The Perseverance Rover has successfully landed on Mars’ Jezero Crater on Thursday. It will stay on the ‘red planet’ for the next two years to assist exploration activities.
Perseverance is the most technologically-advanced robot to date built by NASA. It is approximately 10 feet long and 9 feet wide. It weighs about 2,260 pounds and is almost seven feet tall. It uses a Plutonium generator and is nuclear-powered. It was manufactured in NASA’s Jet Propulsion Laboratory, California costing a whopping $2.7 billion.
The administrator of NASA Steve Jurczyk exclaimed that this is one of the most pivotal moments for the organization. He unveiled the first pictures received from Perseverance.

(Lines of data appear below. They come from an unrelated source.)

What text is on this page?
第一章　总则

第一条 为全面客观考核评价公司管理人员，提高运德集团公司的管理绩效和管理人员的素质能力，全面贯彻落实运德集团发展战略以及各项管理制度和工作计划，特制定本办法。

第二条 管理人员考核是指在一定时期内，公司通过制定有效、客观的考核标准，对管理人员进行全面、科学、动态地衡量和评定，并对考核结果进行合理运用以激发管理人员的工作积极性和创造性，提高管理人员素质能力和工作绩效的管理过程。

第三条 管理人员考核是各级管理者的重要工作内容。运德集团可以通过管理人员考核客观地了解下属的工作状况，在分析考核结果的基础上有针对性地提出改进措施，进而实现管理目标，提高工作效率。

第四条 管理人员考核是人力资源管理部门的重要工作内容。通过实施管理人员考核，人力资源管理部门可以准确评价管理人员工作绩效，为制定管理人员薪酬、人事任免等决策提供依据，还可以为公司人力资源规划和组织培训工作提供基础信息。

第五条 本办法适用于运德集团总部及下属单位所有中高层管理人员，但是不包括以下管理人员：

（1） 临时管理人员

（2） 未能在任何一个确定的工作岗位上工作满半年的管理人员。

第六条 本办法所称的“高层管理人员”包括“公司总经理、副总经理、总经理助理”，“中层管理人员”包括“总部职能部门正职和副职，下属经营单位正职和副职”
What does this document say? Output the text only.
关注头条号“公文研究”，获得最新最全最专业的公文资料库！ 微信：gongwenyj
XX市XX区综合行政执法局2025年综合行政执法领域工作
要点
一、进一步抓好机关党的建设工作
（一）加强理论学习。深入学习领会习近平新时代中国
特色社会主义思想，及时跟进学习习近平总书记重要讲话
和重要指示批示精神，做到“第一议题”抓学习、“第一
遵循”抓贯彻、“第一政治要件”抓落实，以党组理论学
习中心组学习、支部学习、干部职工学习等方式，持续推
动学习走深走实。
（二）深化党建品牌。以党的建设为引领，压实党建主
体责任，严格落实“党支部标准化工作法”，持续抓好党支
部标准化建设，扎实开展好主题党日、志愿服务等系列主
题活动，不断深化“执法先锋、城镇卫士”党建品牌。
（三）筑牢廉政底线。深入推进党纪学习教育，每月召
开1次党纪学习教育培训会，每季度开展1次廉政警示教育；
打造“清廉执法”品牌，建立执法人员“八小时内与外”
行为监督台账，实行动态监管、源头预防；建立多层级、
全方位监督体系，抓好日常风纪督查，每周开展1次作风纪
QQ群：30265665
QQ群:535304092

‘Perseverance’ is equipped with a high-definition camera that can capture panoramic colors and 3D images and videos of the Martian surface. Scientists can use the camera to magnify distant targets. There are sensors available to monitor the weather conditions on the planet’s surface. An x-ray machine is also attached to the robot, enabling it to measure the density of rocks and analyze features and composition.

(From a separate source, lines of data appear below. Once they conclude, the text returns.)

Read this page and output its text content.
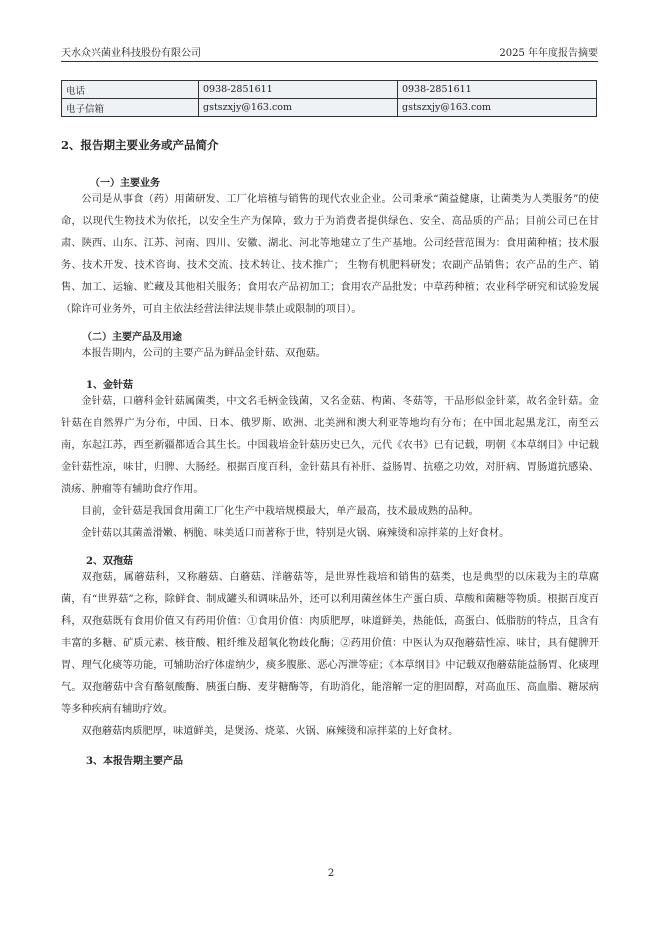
天水众兴菌业科技股份有限公司	2025 年年度报告摘要
电话	0938-2851611	0938-2851611
电子信箱	gstszxjy@163.com	gstszxjy@163.com
2、报告期主要业务或产品简介
（一）主要业务
公司是从事食（药）用菌研发、工厂化培植与销售的现代农业企业。公司秉承“菌益健康，让菌类为人类服务”的使命，以现代生物技术为依托，以安全生产为保障，致力于为消费者提供绿色、安全、高品质的产品；目前公司已在甘肃、陕西、山东、江苏、河南、四川、安徽、湖北、河北等地建立了生产基地。公司经营范围为：食用菌种植；技术服务、技术开发、技术咨询、技术交流、技术转让、技术推广； 生物有机肥料研发；农副产品销售；农产品的生产、销售、加工、运输、贮藏及其他相关服务；食用农产品初加工；食用农产品批发；中草药种植；农业科学研究和试验发展（除许可业务外，可自主依法经营法律法规非禁止或限制的项目）。
（二）主要产品及用途
本报告期内，公司的主要产品为鲜品金针菇、双孢菇。
1、金针菇
金针菇，口蘑科金针菇属菌类，中文名毛柄金钱菌，又名金菇、构菌、冬菇等，干品形似金针菜，故名金针菇。金针菇在自然界广为分布，中国、日本、俄罗斯、欧洲、北美洲和澳大利亚等地均有分布；在中国北起黑龙江，南至云南，东起江苏，西至新疆都适合其生长。中国栽培金针菇历史已久，元代《农书》已有记载，明朝《本草纲目》中记载金针菇性凉，味甘，归脾、大肠经。根据百度百科，金针菇具有补肝、益肠胃、抗癌之功效，对肝病、胃肠道抗感染、溃疡、肿瘤等有辅助食疗作用。
目前，金针菇是我国食用菌工厂化生产中栽培规模最大，单产最高，技术最成熟的品种。
金针菇以其菌盖滑嫩、柄脆、味美适口而著称于世，特别是火锅、麻辣烫和凉拌菜的上好食材。
2、双孢菇
双孢菇，属蘑菇科，又称蘑菇、白蘑菇、洋蘑菇等，是世界性栽培和销售的菇类，也是典型的以床栽为主的草腐菌，有“世界菇”之称，除鲜食、制成罐头和调味品外，还可以利用菌丝体生产蛋白质、草酸和菌糖等物质。根据百度百科，双孢菇既有食用价值又有药用价值：①食用价值：肉质肥厚，味道鲜美，热能低，高蛋白、低脂肪的特点，且含有丰富的多糖、矿质元素、核苷酸、粗纤维及超氧化物歧化酶；②药用价值：中医认为双孢蘑菇性凉、味甘，具有健脾开胃、理气化痰等功能，可辅助治疗体虚纳少，痰多腹胀、恶心泻泄等症；《本草纲目》中记载双孢蘑菇能益肠胃、化痰理气。双孢蘑菇中含有酪氨酸酶、胰蛋白酶、麦芽糖酶等，有助消化，能溶解一定的胆固醇，对高血压、高血脂、糖尿病等多种疾病有辅助疗效。
双孢蘑菇肉质肥厚，味道鲜美，是煲汤、烧菜、火锅、麻辣烫和凉拌菜的上好食材。
3、本报告期主要产品
2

The rover was launched from Cape Canaveral Space Station on 30 July 2020. It took more than six months to land on the red planet covering a distance of 293 million miles.
The robot is being operated solely by pre-programmed controls specially catered in its onboard computer, because of a signal delay of 11 minutes between Mars and Earth.

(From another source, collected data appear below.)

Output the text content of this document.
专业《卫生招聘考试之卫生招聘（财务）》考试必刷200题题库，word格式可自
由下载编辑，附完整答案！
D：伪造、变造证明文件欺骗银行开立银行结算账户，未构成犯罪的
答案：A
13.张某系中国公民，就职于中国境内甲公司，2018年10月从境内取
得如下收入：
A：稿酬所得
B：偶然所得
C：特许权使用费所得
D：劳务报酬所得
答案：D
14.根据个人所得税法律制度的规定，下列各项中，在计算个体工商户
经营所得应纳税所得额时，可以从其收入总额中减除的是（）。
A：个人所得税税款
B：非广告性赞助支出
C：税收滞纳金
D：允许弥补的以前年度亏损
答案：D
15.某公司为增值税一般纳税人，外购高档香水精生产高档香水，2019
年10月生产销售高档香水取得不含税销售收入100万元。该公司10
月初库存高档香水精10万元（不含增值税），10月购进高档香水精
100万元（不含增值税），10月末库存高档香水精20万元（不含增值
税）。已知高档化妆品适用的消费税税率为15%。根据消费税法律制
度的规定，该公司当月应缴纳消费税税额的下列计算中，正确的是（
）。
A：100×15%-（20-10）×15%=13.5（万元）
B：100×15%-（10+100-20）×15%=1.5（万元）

The ‘Perseverance’ robot also carries an ingenuity helicopter. If it makes a flight on Mars then that will be the first powered, controlled flight in history.
Jezero crater is a wide basin of about 28 miles on the northern hemisphere of Mars. The crater is almost the size of Lake Tahoe. The team operating the Perseverance believes that in this crater water used to flow and if this ancient delta is discovered, this may lead to newer studies regarding the preserved organic molecules on the red planet.